Além deles, o jesuíta português Pero Correia (1551), o missionário francês Jean de Léry (1557) e o historiador português Pero de Magalhães Gandavo (1576) também reportaram casos de sodomia entre os tupinambás. Curiosamente, algumas mulheres da tribo também assumiam papéis diferentes do habitual. Saíam para caçar, participavam de guerras, tinham esposas. Se os gays eram conhecidos como “tibira”, as lésbicas eram chamadas de “çacoaimbeguiras”. “Algumas índias deixam todo o exercício de mulheres e, imitando os homens, seguem seus ofícios como se não fossem fêmeas. E cada uma tem mulher que a serve, com quem diz que é casada. E assim se comunicam e conservam como marido e mulher”, relata Pero de Magalhães Gandavo (1540-1580) em “Tratado da Terra do Brasil”, de 1576. 
Os tupinambás, porém, não eram os únicos a praticar o que Yves D’Évreux chamava de “o mais torpe, sujo e desonesto dos pecados”. Outras etnias, como guaicurus, xambioás, nambiquaras, bororos e tikunas, só para citar algumas, também não viam problema com a homossexualidade. “Tal conjunto de práticas era comum em sociedades indígenas brasileiras, sem que houvesse estigma sobre essas pessoas por parte de seu grupo”, afirma o sociólogo Estevão Rafael Fernandes, da Universidade Federal de Rondônia (UNIR). “Há várias fontes, inclusive, apontando para um papel espiritual desempenhado por esses indivíduos em suas aldeias. O que os missionários e colonizadores percebiam como depravação era, muitas vezes, percebido como potencial xamânico pelos indígenas”. 

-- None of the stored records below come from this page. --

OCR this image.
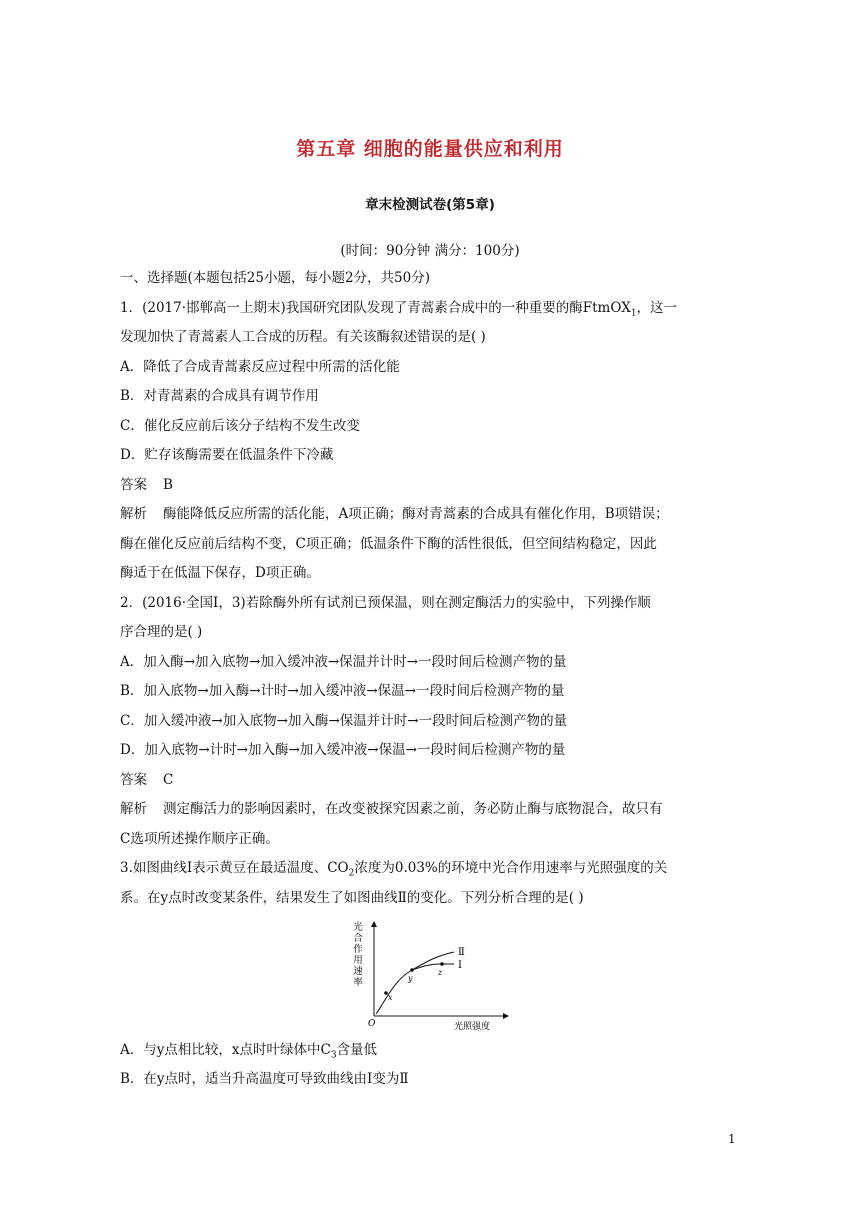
第五章 细胞的能量供应和利用
章末检测试卷(第5章)
(时间：90分钟 满分：100分)
一、选择题(本题包括25小题，每小题2分，共50分)
1．(2017·邯郸高一上期末)我国研究团队发现了青蒿素合成中的一种重要的酶FtmOX$_1$，这一
发现加快了青蒿素人工合成的历程。有关该酶叙述错误的是( )
A．降低了合成青蒿素反应过程中所需的活化能
B．对青蒿素的合成具有调节作用
C．催化反应前后该分子结构不发生改变
D．贮存该酶需要在低温条件下冷藏
答案 B
解析 酶能降低反应所需的活化能，A项正确；酶对青蒿素的合成具有催化作用，B项错误；
酶在催化反应前后结构不变，C项正确；低温条件下酶的活性很低，但空间结构稳定，因此
酶适于在低温下保存，D项正确。
2．(2016·全国Ⅰ，3)若除酶外所有试剂已预保温，则在测定酶活力的实验中，下列操作顺
序合理的是( )
A．加入酶→加入底物→加入缓冲液→保温并计时→一段时间后检测产物的量
B．加入底物→加入酶→计时→加入缓冲液→保温→一段时间后检测产物的量
C．加入缓冲液→加入底物→加入酶→保温并计时→一段时间后检测产物的量
D．加入底物→计时→加入酶→加入缓冲液→保温→一段时间后检测产物的量
答案 C
解析 测定酶活力的影响因素时，在改变被探究因素之前，务必防止酶与底物混合，故只有
C选项所述操作顺序正确。
3.如图曲线Ⅰ表示黄豆在最适温度、$CO_2$浓度为0.03%的环境中光合作用速率与光照强度的关
系。在y点时改变某条件，结果发生了如图曲线Ⅱ的变化。下列分析合理的是( )
光
合
作
用
速
率
O	光照强度
Ⅱ
Ⅰ
x
y
z
A．与y点相比较，x点时叶绿体中$C_3$含量低
B．在y点时，适当升高温度可导致曲线由Ⅰ变为Ⅱ
1
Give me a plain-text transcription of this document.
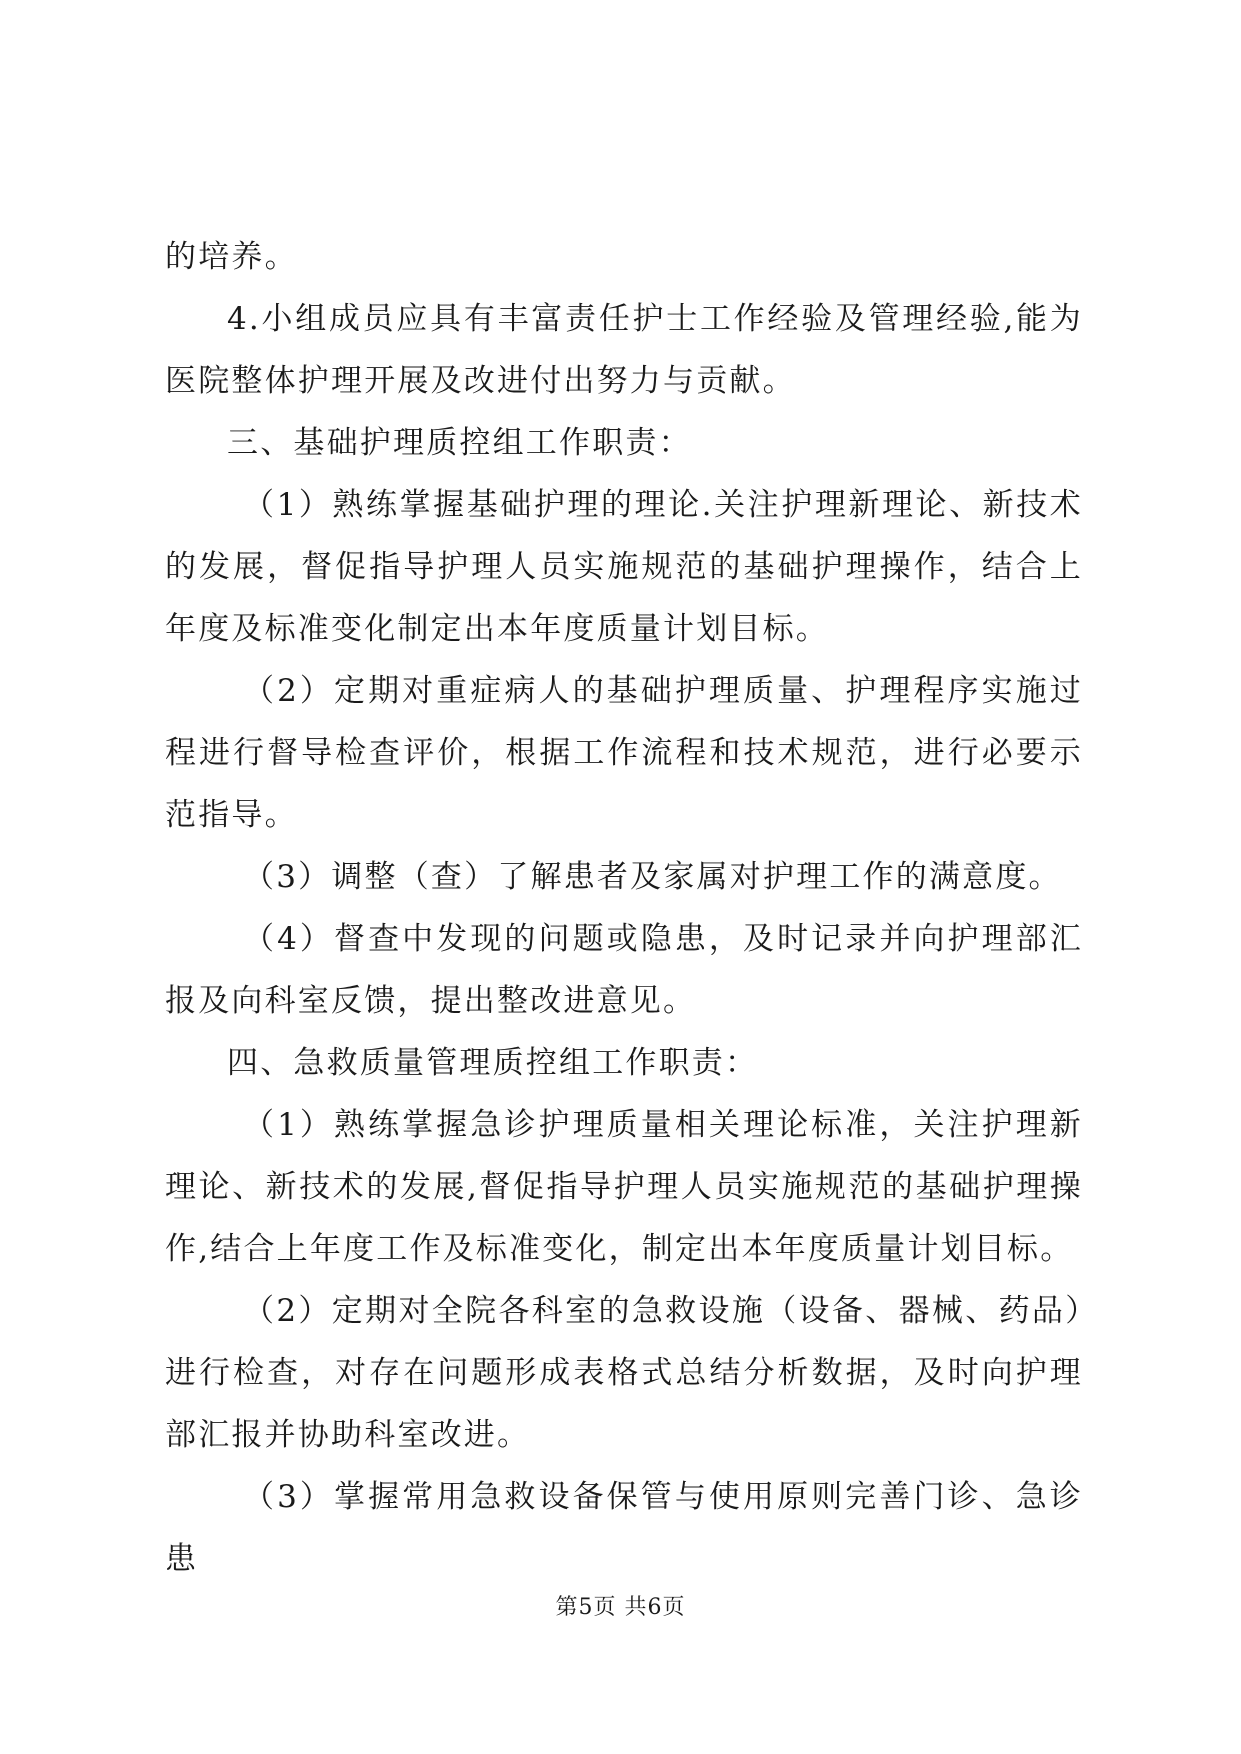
的培养。

4.小组成员应具有丰富责任护士工作经验及管理经验,能为医院整体护理开展及改进付出努力与贡献。

三、基础护理质控组工作职责：

（1）熟练掌握基础护理的理论.关注护理新理论、新技术的发展，督促指导护理人员实施规范的基础护理操作，结合上年度及标准变化制定出本年度质量计划目标。

（2）定期对重症病人的基础护理质量、护理程序实施过程进行督导检查评价，根据工作流程和技术规范，进行必要示范指导。

（3）调整（查）了解患者及家属对护理工作的满意度。

（4）督查中发现的问题或隐患，及时记录并向护理部汇报及向科室反馈，提出整改进意见。

四、急救质量管理质控组工作职责：

（1）熟练掌握急诊护理质量相关理论标准，关注护理新理论、新技术的发展,督促指导护理人员实施规范的基础护理操作,结合上年度工作及标准变化，制定出本年度质量计划目标。

（2）定期对全院各科室的急救设施（设备、器械、药品）进行检查，对存在问题形成表格式总结分析数据，及时向护理部汇报并协助科室改进。

（3）掌握常用急救设备保管与使用原则完善门诊、急诊患

第5页 共6页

Autor do artigo “Homossexualidade Indígena no Brasil”, Fernandes observa que, nos EUA e Canadá, tribos indígenas com uma sexualidade fora do modelo predominante também foram perseguidas por ingleses, franceses e espanhóis. E mais: lá, os indígenas homossexuais são chamados de two-spirit pelos seus iguais. Mais do que uma maldição, nascer com “dois espíritos” seria uma benção. É como se estivessem em transição entre dois mundos: o masculino e o feminino, o terreno e o espiritual, o indígena e o não-indígena. “Isso garantia a eles um papel de destaque em suas tribos”, completa.  
Perseguição no primeiro século
1547 – O português Estêvão Redondo é o primeiro homossexual degredado pelo Santo Ofício da Inquisição para o Brasil. Ele chegou a Recife, em fevereiro daquele ano, vindo de Lisboa. Teve seu nome inscrito no Livro dos Degregados pelo próprio governador de Pernambuco, Dom Duarte d’Albuquerque Coelho. 
1580 – O medo de morrer queimado era tanto que levava os suspeitos de sodomia a praticar atos impensáveis. Como o do professor baiano Fernão Luiz. Na esperança de apagar as provas do “crime”, tramou a morte de seu parceiro e de sua família: pôs veneno em uma galinha, preparou uma canja e a deu para eles como refeição. 
1586 – Para escapar da repressão inquisitorial, o feitor baiano Gaspar Roiz subornou um padre para queimar o sumário de culpas que o acusava de sodomia com um jovem chamado Matias. Muitas vezes, os acusados tinham seus bens confiscados pelo Santo Ofício, antes mesmo de conseguirem provar sua inocência. 
1591 – O padre Frutuoso Álvares foi o primeiro homossexual a ser interrogado pela Inquisição no Brasil. Era acusado de praticar atos libidinosos, como masturbação e sodomia, em homens e rapazes. Seu inquisidor foi o padre Heitor Furtado de Mendonça, responsável pela primeira visitação do Tribunal do Santo Ofício à colônia. 
1592 –  Filipa de Souza foi a primeira lésbica a ser açoitada publicamente pela Inquisição no Brasil. Nascida em Portugal, chegou à colônia em data ignorada. Viúva, foi denunciada por “práticas nefandas” e presa em 18 de dezembro de 1591, aos 35 anos. Depois de expulsa da capitania, não se teve mais notícias de seu paradeiro.